Concentrated customers: Last year, Bloom's top 20 customers accounted for about 90 percent of its sales, while just two customers, Southern Company and Delmarva Public Service, accounted for 53 percent of its total sales.

Concentrated geography: Bloom has installed most of its fuel cells in California, where the Self-Generation Incentive Program subsidizes the upfront cost. 

Burn: Bloom's cash reserves dropped from $157 million at the end of 2016 to $88 million at the end of March, with a burn rate of $37 million in the first quarter of 2018. Bloom truly needed the proceeds from this IPO. 

PPAs? Nope. Over the past two years, Bloom has moved away from PPAs, leases and managed services in favor of pursuing direct sales to customers.

Bloom is not a cleantech company

GTM has covered Bloom Energy for more than a decade. But despite Bloom's marketing and positioning, it isn't really a cleantech company. It's a heck of an interesting technology company, and it's made advances in fuel cell costs and efficiency.
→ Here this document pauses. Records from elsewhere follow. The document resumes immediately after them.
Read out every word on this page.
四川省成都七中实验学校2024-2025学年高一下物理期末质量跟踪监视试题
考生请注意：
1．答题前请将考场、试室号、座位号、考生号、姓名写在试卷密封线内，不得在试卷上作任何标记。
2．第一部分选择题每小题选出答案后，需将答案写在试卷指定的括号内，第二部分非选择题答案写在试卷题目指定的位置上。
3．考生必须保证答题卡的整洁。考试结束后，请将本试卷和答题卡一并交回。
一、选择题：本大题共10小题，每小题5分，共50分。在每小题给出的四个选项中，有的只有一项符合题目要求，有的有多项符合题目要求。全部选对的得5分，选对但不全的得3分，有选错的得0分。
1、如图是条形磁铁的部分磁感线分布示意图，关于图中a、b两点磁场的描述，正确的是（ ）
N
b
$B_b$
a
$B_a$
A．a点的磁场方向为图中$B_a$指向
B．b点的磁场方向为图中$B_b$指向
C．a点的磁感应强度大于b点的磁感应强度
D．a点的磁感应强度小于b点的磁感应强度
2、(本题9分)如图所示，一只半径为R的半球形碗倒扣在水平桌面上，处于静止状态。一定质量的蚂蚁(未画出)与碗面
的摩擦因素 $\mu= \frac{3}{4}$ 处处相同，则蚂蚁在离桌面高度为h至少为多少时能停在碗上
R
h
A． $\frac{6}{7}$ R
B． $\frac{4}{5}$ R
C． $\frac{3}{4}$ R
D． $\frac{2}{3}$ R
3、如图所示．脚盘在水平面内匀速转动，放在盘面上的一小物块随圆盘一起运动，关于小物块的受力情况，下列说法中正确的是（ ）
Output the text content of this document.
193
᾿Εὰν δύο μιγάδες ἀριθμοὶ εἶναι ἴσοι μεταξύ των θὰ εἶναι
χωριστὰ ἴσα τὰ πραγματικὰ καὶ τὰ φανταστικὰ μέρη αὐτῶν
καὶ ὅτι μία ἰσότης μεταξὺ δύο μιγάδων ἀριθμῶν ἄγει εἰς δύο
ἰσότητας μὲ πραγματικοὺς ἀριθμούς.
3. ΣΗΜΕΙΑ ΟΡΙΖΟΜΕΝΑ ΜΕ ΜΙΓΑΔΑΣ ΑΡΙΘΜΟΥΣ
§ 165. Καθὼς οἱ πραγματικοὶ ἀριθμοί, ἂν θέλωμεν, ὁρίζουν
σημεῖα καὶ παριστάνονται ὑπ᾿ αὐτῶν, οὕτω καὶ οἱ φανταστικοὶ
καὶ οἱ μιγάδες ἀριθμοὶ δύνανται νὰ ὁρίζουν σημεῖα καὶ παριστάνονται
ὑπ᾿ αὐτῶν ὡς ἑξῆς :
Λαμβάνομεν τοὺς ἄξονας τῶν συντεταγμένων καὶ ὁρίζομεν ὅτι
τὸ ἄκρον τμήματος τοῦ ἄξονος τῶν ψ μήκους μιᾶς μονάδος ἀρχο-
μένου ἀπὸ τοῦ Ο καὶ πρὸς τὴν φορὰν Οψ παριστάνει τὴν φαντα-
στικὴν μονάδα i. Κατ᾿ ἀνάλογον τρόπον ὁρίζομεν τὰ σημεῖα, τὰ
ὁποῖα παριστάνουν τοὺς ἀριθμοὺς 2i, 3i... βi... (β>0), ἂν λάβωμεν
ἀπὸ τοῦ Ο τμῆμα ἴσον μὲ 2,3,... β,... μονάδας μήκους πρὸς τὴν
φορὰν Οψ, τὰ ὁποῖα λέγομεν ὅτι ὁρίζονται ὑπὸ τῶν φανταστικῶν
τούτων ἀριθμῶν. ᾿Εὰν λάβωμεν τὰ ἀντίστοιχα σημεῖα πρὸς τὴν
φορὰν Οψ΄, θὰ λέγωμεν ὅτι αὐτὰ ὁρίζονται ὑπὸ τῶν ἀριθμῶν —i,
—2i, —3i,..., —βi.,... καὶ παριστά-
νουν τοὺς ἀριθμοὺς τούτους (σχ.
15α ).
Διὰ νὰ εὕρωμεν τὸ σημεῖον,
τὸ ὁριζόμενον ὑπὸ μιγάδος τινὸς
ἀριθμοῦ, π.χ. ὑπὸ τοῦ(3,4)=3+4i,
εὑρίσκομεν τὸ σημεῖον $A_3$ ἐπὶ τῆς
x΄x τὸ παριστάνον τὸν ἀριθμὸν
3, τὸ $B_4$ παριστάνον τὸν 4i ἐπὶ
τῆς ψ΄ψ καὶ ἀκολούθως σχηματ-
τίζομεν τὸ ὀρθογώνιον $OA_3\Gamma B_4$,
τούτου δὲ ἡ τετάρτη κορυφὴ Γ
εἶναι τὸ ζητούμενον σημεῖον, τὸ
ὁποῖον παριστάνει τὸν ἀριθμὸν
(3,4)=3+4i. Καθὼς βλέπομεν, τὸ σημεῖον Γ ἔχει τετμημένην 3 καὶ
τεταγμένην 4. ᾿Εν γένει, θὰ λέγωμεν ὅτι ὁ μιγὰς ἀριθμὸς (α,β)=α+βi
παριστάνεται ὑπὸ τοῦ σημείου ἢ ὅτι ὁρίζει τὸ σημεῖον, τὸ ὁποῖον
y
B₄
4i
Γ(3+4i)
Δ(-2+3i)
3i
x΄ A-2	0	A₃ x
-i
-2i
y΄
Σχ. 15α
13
But from an emissions standpoint, it's just a bit cleaner than a gas turbine or about the same as a microturbine used in CHP mode. And it runs on fossil fuels.      

It's definitely distributed power, but it's certainly not renewable — even if it absorbs subsidies intended for renewable technologies.

The Bloom Box is a natural-gas-consuming fuel cell for high-reliability niche power applications. That niche just happens to be a multi-multi-billion dollar market. Data centers alone purchased $17.4 billion of electricity worldwide and $3.3 billion in the U.S., according to Technavio. There's a real big business here. 

Despite the size of these markets, and despite the imminent profitability claims of Bloom, the S-1 lifts the veil, and the once-mysterious Bloom still has the lossy financials of every other fuel cell company. Nevertheless, Bloom's growth story, cost reductions and improvements in efficiency and power density make it the best candidate for breaking the fuel cell curse.